Anyone who’s witnessed a massive flock of starlings soar through the sky has likely been struck by the surprising geometric shapes formed by the crush of wings. Even the name for a throng of these birds sounds like poetry: a murmuration. New York–based photographer Richard Barnes spent time observing some of the largest starling flocks in the world over a Rome suburb, and the images are currently on display at Foley Gallery on the Lower East Side.

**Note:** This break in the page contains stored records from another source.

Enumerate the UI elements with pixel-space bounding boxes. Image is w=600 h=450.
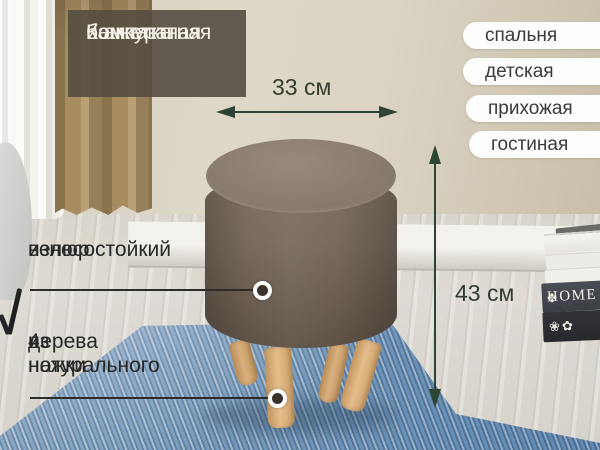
book-spine-title: HOME <box>547 287 598 307</box>
headline-box: Компактная и аккуратная банкетка <box>68 10 246 97</box>
ottoman-shadow <box>203 399 395 433</box>
width-dimension-arrow <box>216 105 398 119</box>
callout-line-text: дерева <box>28 330 98 354</box>
ottoman-seat-top <box>206 139 396 213</box>
callout-dot-icon <box>253 281 272 300</box>
magazine <box>543 230 600 254</box>
arrow-line <box>434 157 436 396</box>
floral-book: ❀✿ <box>542 310 600 343</box>
height-dimension-arrow <box>428 145 442 408</box>
width-dimension-label: 33 см <box>272 74 331 101</box>
room-pill-bedroom: спальня <box>463 22 600 49</box>
legs-callout-line <box>30 397 268 399</box>
room-pill-label: гостиная <box>491 131 568 158</box>
arrowhead-down-icon <box>429 389 441 408</box>
book-floral-icon: ❀✿ <box>549 318 575 335</box>
room-pill-kids: детская <box>463 58 600 85</box>
ottoman-wooden-leg <box>264 346 295 428</box>
height-dimension-label: 43 см <box>455 280 514 307</box>
material-callout-line <box>30 289 253 291</box>
room-pill-label: детская <box>485 58 554 85</box>
room-pill-livingroom: гостиная <box>469 131 600 158</box>
product-infographic: ✤ HOME ❀✿ Компактная и аккуратная банкет… <box>0 0 600 450</box>
arrow-line <box>228 111 386 113</box>
room-pill-label: спальня <box>485 22 557 49</box>
callout-line-text: велюр <box>28 238 90 262</box>
headline-line: банкетка <box>86 21 172 46</box>
home-book: ✤ HOME <box>541 280 600 312</box>
room-pill-hallway: прихожая <box>466 95 600 122</box>
arrowhead-right-icon <box>379 106 398 118</box>
callout-dot-icon <box>268 389 287 408</box>
room-pill-label: прихожая <box>488 95 573 122</box>
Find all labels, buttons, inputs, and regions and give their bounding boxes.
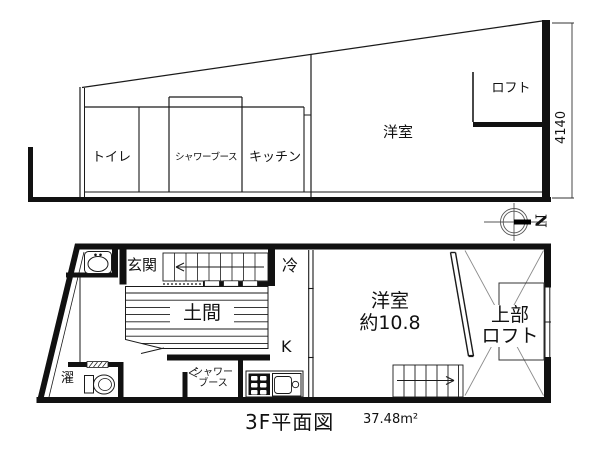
floor-plan-drawing <box>0 0 600 455</box>
compass-north-label: N <box>532 214 548 228</box>
center-divider-wall <box>308 250 314 397</box>
plan-top-wall <box>75 244 551 250</box>
caption-title: 3F平面図 <box>245 412 334 433</box>
plan-room-line2: 約10.8 <box>345 313 435 335</box>
plan-upper-loft-label: 上部 ロフト <box>477 305 543 347</box>
section-loft-label: ロフト <box>486 82 536 96</box>
plan-left-diagonal-wall <box>37 244 82 404</box>
refrigerator-wall <box>268 244 275 287</box>
section-kitchen-label: キッチン <box>244 151 306 165</box>
loft-ladder <box>451 253 474 357</box>
section-right-wall <box>542 20 550 200</box>
plan-doma-label: 土間 <box>170 304 234 324</box>
plan-upper-loft-line2: ロフト <box>479 326 541 347</box>
plan-right-wall-lower <box>544 357 551 403</box>
plan-laundry-label: 濯 <box>61 372 74 386</box>
kitchen-counter <box>246 371 303 397</box>
plan-room-label: 洋室 約10.8 <box>345 291 435 335</box>
plan-entrance-label: 玄関 <box>127 258 157 274</box>
section-view <box>28 20 574 202</box>
plan-upper-loft-line1: 上部 <box>479 305 541 326</box>
window-symbol <box>544 288 551 358</box>
section-shower-label: シャワーブース <box>168 153 244 163</box>
caption-area: 37.48m² <box>363 413 418 427</box>
section-room-label: 洋室 <box>368 125 428 141</box>
washbasin-icon <box>85 252 112 274</box>
plan-shower-label: シャワー ブース <box>186 368 240 389</box>
plan-shower-line1: シャワー <box>186 368 240 379</box>
section-baseline <box>28 197 551 202</box>
plan-right-wall-upper <box>544 244 551 288</box>
plan-refrigerator-label: 冷 <box>282 258 298 275</box>
sliding-door-symbol <box>163 281 268 287</box>
plan-kitchen-k-label: K <box>281 339 292 356</box>
north-pointer <box>514 220 531 225</box>
staircase-lower <box>393 365 463 397</box>
section-loft-floor <box>473 122 542 127</box>
toilet-icon <box>85 375 115 394</box>
floor-plan-canvas: トイレ シャワーブース キッチン 洋室 ロフト 4140 N 玄関 冷 土間 K… <box>0 0 600 455</box>
plan-bottom-wall <box>37 397 552 403</box>
dimension-label: 4140 <box>546 112 578 144</box>
plan-shower-line2: ブース <box>186 379 240 390</box>
section-toilet-label: トイレ <box>84 151 139 165</box>
toilet-door-hatch <box>87 362 108 368</box>
plan-room-line1: 洋室 <box>345 291 435 313</box>
section-left-parapet <box>28 147 33 200</box>
staircase-upper <box>163 253 268 281</box>
entrance-wall <box>120 244 127 285</box>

The exhibition, Murmur & Refuge, is named after two of Barnes’s series: Murmur, which are the starling photographs, and Refuge, whose pictures capture the architecture of bird nests, including the trash that gets embedded as nature and development overlap. They’re very separate projects in many ways, despite their shared avian subjects. When you look at the Murmur prints up close, the individuals in the thousands of birds are like dabs of ink, their edges almost pixelated into abstraction in the gray sky. The photographs in Refuge, on the other hand, are incredibly sharp, each nest posed against a black backdrop; the individual twigs and human detritus like twine, lint, and plastic pop with structural detail. Both series, however, involve a fascination with nature and how we examine it, whether that’s down on the ground while gazing at the sky or collecting pieces of it as specimens for study.

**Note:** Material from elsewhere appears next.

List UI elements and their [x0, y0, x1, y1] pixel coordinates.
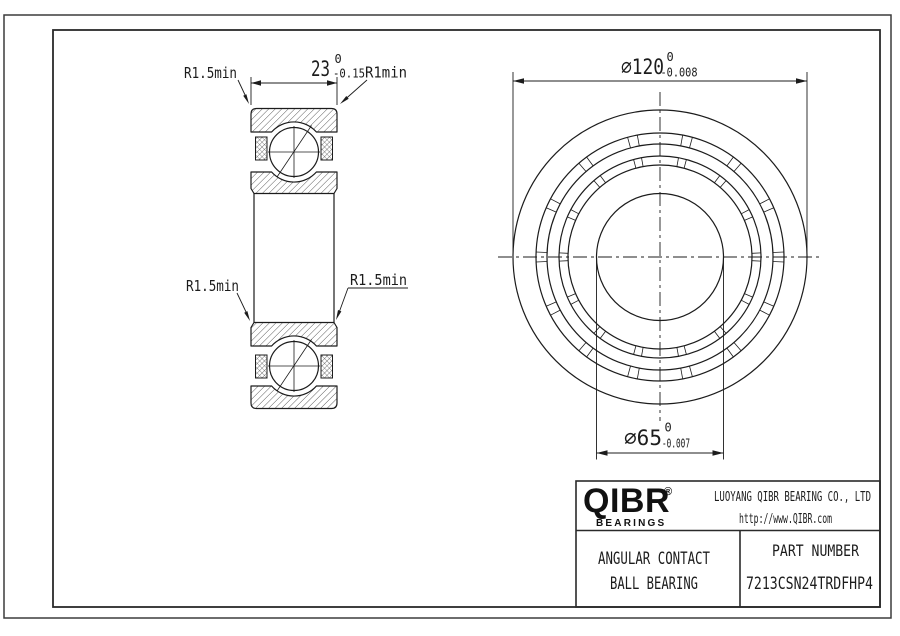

Another series by Barnes that’s not in the exhibition, Animal Logic, features behind-the-scenes photographs from natural history museums. In those, nature is something captured and controlled, or at least a facsimile of it, in taxidermy and dioramas. The Murmur photographs seem to respond: even if we take down the birds and preserve them for close examination, there’s still an awe in their wild mystery. The way murmurations work has only recently been explored in scientific detail, with the technology to capture such quick motion and analyze it finally available. As Wired reported in 2012, it turns out that the formation of the flock works a bit like magnetized metals. The birds respond to the movements of their fellow birds, even if they’re all the way across the flock. There are still many gaps in our knowledge of how the murmurations form and stay together, but the logic of what looks like barely coordinated chaos may slowly be revealed.

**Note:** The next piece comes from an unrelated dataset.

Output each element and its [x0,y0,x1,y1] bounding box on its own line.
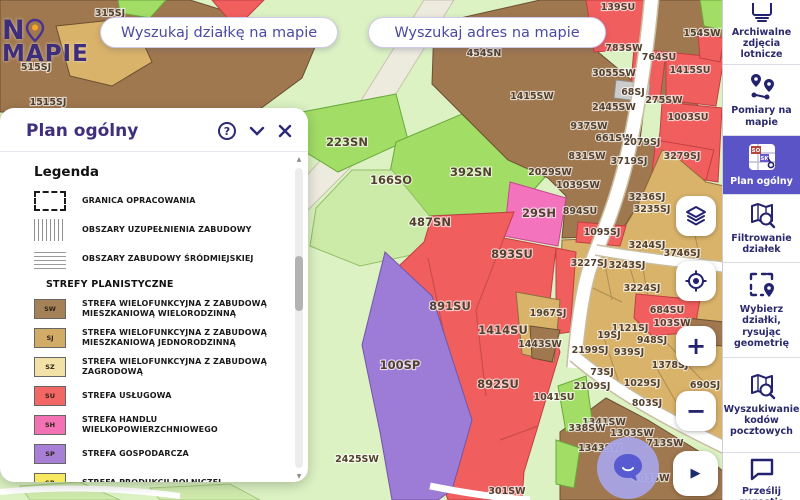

None of that is explained directly in the exhibition. You’re just faced with these starlings that flock like developing storms. The nest photographs are beautiful, too, particularly looking at the shadowed spaces in their interiors as places of safety from the world, even when the waste of humans has been built inadvertently into their architecture. But it’s the starlings that really stick in your mind. They’re both foreboding in a Hitchcockian way and captivating. Barnes isn’t the first artist to venture beneath their shadows — Paolo Patrizi has a series on them as well, and Catherine Ulisky has even taken to plotting their geometry on the sky — but their depiction here really demonstrates their movement as a natural means of survival, as well as evoking the mystery in their choreography.
Richard Barnes: Murmur & Refuge continues at Foley Gallery (97 Allen Street, Lower East Side) through February 23.